Jordan Stolz wil alleen maar met schaatsen bezig zijn

Hij leerde schaatsen op de vijver voor het huis, werd al jong opgemerkt door Shani Davis en klopt dit seizoen nadrukkelijk aan de deur van de absolute schaatstop. Vorig jaar verscheen onderstaand artikel in het pre-Olympische nummer van Proskating en is nu online terug te lezen. Wie is Jordan Stolz, die opgroeide op een rendierfarm en nu wordt aangekondigd als ‘the next big thing’?

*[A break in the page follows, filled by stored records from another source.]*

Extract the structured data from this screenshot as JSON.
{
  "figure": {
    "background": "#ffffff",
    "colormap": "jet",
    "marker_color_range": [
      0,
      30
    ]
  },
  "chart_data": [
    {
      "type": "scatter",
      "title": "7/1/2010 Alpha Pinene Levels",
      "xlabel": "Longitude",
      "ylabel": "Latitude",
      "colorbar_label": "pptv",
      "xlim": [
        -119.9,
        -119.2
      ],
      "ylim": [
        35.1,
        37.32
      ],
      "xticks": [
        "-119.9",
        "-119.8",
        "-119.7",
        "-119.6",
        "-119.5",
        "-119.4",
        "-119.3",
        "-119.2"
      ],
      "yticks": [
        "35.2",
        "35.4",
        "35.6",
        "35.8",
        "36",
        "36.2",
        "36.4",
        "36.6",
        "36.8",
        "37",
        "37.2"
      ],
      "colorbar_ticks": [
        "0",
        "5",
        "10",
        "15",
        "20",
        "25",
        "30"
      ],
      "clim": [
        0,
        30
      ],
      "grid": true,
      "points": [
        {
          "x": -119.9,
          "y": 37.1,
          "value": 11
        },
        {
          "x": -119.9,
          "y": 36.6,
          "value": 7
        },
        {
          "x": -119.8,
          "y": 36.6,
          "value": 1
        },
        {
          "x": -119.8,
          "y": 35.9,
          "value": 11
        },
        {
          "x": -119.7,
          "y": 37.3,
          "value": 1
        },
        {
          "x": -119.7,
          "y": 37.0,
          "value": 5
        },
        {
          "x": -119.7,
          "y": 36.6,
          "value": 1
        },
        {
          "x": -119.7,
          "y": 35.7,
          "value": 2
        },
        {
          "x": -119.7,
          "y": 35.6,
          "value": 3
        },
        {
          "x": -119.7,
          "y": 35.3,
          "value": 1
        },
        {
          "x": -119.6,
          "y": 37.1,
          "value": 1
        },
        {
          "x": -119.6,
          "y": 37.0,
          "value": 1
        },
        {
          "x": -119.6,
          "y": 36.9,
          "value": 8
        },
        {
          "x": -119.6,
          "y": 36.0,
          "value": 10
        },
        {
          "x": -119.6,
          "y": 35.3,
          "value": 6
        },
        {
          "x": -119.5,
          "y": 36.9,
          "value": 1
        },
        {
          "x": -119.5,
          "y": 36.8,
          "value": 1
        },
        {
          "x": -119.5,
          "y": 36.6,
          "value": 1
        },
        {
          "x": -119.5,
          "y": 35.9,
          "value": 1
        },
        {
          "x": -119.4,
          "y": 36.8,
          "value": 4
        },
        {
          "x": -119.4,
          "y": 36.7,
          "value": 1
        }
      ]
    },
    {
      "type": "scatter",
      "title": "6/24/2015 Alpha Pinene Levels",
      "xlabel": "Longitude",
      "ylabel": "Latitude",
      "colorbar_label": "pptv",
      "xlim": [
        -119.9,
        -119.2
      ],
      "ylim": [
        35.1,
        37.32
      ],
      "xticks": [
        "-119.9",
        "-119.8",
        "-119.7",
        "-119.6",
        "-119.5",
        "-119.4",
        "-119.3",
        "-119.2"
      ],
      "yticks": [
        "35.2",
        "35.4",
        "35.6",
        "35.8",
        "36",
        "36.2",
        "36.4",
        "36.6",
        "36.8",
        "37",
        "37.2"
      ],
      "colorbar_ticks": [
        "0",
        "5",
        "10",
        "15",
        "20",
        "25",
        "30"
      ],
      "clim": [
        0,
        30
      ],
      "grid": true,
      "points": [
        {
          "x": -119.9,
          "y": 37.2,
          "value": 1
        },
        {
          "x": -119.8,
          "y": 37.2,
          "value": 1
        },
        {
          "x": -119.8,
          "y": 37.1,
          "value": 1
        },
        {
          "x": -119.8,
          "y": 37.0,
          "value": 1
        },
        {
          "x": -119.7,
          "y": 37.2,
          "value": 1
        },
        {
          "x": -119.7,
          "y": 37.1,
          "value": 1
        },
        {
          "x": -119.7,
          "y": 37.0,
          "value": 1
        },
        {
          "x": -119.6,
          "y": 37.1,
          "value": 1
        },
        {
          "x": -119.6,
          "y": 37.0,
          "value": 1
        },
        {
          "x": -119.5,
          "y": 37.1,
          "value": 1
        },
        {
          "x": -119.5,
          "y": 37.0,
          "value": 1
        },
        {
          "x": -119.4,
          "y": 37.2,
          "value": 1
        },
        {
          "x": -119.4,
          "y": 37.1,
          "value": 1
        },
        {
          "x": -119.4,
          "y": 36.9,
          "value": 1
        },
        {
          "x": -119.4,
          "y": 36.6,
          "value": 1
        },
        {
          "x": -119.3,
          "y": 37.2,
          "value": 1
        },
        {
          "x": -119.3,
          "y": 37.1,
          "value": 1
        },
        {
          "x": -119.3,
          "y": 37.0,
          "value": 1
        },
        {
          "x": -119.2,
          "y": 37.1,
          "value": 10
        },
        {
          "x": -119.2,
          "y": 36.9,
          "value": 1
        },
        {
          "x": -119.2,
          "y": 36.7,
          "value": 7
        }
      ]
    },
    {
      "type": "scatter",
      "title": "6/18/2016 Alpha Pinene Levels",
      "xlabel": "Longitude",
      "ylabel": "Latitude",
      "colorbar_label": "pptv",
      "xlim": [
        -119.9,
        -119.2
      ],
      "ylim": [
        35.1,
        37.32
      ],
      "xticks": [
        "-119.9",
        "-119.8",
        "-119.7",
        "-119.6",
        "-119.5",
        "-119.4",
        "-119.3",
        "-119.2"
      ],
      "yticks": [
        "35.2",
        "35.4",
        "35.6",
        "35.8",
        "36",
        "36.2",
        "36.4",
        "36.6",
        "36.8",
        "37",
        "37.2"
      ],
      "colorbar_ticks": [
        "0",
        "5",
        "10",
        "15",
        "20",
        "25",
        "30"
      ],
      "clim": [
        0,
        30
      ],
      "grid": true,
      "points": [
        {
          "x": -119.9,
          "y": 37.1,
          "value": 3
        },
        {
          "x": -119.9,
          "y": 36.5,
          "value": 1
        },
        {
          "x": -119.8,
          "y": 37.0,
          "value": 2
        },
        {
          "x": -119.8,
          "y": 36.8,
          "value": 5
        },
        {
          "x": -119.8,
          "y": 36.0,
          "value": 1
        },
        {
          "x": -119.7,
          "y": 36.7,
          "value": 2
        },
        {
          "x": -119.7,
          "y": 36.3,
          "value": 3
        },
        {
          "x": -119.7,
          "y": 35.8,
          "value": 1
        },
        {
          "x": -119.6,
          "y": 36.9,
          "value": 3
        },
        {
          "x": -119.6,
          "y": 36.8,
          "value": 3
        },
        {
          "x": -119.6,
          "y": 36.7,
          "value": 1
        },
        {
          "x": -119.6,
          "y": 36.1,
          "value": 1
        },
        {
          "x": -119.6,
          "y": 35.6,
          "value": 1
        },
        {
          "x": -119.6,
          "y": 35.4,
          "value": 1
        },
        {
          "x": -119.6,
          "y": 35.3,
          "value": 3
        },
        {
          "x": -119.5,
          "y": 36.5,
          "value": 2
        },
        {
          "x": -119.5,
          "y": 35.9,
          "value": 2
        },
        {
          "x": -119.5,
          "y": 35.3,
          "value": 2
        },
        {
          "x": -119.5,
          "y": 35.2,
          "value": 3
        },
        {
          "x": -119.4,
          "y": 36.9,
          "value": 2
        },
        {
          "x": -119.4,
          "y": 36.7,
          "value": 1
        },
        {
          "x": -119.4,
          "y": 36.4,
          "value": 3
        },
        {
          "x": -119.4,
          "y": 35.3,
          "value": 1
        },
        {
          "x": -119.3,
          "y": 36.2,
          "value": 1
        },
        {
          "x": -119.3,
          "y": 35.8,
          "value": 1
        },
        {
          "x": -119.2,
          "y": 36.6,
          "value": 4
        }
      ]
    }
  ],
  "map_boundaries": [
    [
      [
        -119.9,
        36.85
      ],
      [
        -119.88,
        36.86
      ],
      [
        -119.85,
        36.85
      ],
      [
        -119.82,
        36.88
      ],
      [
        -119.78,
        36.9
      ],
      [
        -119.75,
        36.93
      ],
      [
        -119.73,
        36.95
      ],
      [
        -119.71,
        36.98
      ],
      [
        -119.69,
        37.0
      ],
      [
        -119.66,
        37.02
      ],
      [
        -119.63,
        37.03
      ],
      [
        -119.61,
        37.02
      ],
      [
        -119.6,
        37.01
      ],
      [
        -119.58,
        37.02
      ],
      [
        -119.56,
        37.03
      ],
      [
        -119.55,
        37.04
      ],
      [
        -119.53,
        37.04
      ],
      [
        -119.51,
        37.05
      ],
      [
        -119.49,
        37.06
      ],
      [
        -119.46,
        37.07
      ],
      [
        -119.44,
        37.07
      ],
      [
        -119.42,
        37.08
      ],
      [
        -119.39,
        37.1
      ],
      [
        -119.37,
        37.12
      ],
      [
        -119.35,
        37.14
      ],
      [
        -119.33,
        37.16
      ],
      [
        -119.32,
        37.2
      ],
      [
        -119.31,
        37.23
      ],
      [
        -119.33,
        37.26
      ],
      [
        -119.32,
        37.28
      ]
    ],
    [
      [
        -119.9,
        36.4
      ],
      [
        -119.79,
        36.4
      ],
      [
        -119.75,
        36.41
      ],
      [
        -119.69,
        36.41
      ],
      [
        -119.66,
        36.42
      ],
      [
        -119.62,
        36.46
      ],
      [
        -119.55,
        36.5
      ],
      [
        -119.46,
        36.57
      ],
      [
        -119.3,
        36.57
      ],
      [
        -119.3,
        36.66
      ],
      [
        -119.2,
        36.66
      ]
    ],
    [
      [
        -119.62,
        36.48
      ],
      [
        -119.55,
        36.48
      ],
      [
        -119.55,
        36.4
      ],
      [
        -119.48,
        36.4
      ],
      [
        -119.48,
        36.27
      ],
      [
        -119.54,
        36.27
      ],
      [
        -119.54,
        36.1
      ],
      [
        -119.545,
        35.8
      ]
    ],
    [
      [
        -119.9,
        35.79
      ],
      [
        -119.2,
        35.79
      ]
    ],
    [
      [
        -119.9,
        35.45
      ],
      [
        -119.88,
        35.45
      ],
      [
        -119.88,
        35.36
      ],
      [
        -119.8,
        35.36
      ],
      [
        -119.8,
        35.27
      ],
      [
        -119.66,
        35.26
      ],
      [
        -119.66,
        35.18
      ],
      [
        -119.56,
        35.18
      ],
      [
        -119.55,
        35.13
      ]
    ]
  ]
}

Hij praat alsof het hem allemaal een beetje overkomen is: het rijden van vier wereldrecords voor junioren in 9 dagen tijd, met een fenomenale 34.11 op de 500 meter en een 1.06.96 op de 1000 meter. Het zette de jonge Amerikaan bijna uit het niets in de spotlights. Maar onder het rustige, bijna verlegen uiterlijk, gaat een sporter met een ongekende focus en zelfvertrouwen schuil. “Ik heb wel altijd gedacht dat ik ertoe in staat zou zijn. Ik wist alleen niet wánneer ik dat niveau zou halen.”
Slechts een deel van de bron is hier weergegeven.